La estela fantasmal de Ninette surgió formándose igual que una forma no sólida que se movió dando vueltas hasta que se detuvo. Goliardo, con su frente perlada de sudor, soltó una de sus carcajadas contagiosas. A su lado permanecía Jorge Caballero, con la espada colgada a su espalda, Correfocs mirándola con sorpresa, la vampira Mircalla y Román en su forma humana. Se dio cuenta enseguida que estaban en la biblioteca de la mansión de la que acababa de escapar, pero ella volvía a ser un ser espectral y todo volvía a tener color y ser familiar a sus ojos.

—¿Sois vosotros? Pensé que me había perdido para siempre —comentó Ninette con voz melodiosa, casi infantil.

—Somos nosotros. Menos mal, no quería perder a nadie hoy —afirmó Jorge, ya con el rostro más sereno.

Joan Alcázar resopló y extendió sus manos, dejando pequeños chispazos de energía mística al hacerlo.

—Vinimos a esta mansión de Cantabria porque algunos signos indicaban que había algún tipo de amenaza sobrenatural. Resultó ser un tipo de espíritu maligno y, al pasar, entraste en shock y desapareciste en solo un parpadeo. Estuve tratando de dar contigo desde entonces, pero la entidad rechazaba mis intentos por contactarte. Pero ya me conoces, a cabezota no me gana nadie.

—Era un depredador, se alimentaba de espíritus —observó la joven.

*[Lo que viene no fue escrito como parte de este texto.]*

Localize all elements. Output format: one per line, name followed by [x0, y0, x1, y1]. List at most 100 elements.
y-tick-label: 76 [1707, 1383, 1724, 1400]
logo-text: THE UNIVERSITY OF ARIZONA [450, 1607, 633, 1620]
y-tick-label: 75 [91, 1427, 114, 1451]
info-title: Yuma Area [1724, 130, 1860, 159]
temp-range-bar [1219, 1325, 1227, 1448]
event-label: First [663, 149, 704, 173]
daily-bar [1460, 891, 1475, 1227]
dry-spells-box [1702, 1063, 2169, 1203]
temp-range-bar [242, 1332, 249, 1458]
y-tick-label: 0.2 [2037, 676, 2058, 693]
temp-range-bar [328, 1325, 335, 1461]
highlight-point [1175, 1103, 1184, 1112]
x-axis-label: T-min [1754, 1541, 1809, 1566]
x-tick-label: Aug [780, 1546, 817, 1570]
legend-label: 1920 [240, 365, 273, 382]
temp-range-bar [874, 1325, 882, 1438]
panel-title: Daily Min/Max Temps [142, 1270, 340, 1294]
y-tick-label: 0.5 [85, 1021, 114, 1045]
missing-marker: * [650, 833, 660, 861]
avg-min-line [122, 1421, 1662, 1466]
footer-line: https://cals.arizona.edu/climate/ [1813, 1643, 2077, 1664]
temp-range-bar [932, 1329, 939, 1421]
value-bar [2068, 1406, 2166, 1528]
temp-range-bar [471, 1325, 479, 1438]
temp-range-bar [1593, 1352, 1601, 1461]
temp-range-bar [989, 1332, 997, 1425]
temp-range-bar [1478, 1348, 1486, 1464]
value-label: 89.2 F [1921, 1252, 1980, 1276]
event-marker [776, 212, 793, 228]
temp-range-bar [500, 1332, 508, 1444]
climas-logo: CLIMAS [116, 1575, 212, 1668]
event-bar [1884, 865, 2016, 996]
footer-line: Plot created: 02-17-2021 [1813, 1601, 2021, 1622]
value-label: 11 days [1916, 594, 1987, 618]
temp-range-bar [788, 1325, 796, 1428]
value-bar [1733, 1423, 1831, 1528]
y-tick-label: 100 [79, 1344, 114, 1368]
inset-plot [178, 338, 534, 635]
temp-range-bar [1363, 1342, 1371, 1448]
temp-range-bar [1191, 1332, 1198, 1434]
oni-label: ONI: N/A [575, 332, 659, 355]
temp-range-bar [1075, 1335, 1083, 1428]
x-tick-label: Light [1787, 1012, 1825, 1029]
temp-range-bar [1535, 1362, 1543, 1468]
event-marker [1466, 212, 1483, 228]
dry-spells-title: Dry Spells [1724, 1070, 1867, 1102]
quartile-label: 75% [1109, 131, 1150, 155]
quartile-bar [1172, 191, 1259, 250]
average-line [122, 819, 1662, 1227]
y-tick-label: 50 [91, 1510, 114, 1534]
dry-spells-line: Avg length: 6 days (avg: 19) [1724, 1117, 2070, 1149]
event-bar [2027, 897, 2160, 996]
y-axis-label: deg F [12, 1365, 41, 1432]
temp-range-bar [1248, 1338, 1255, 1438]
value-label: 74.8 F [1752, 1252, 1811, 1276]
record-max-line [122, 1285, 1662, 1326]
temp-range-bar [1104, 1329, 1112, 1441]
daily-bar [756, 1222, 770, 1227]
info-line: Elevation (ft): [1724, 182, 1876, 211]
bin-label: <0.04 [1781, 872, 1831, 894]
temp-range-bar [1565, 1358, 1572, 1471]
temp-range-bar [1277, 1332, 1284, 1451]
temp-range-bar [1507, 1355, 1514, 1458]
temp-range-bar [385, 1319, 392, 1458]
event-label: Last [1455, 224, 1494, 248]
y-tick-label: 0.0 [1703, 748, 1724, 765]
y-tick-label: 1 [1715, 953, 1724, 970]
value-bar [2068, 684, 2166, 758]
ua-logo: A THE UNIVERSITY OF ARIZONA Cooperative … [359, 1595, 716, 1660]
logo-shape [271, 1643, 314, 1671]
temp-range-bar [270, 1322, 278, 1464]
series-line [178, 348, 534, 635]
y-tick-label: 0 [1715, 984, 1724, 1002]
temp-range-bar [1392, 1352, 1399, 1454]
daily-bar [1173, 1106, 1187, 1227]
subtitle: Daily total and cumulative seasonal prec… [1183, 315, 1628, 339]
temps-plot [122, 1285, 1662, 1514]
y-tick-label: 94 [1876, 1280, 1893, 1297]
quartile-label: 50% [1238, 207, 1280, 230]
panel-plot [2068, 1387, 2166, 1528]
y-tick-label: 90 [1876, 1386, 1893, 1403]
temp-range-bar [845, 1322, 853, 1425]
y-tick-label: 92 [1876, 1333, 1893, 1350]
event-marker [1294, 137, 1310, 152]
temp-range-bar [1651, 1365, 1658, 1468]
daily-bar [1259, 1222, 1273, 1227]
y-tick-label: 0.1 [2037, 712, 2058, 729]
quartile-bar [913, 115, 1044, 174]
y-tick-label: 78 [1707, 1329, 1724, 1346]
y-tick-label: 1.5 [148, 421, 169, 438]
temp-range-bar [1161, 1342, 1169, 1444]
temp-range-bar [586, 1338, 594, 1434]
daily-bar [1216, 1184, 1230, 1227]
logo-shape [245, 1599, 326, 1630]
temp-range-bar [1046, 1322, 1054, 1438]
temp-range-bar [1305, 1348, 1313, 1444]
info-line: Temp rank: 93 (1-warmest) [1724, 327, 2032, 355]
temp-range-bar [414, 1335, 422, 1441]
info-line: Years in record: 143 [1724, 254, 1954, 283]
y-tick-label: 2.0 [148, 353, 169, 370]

Se colocó flotando frente a Goliardo. El monje podía ver a través suyo y adivinaba que la experiencia había sido perturbadora.

—¿Ya terminó? ¿El depredador se fue?

—La casa fue exorcizada. Fuese lo que fuese, acabaste con ella.

La muchacha, envuelta por un velo fantasmal, sonrió al fin.

—¿Quieres que te libere? ¿Te gustaría volver al mundo no terrenal?

—No, Goliardo. Aprecio estar de vuelta y quiero disfrutar de esto un poco más.

El clérigo asintió pensando en que se lo había ganado sin duda.

Ninette voló fuera de allí, dejando tras de sí una estela fantasmagórica, solo quería alejarse sin más. Deleitarse de ese momento de libertad.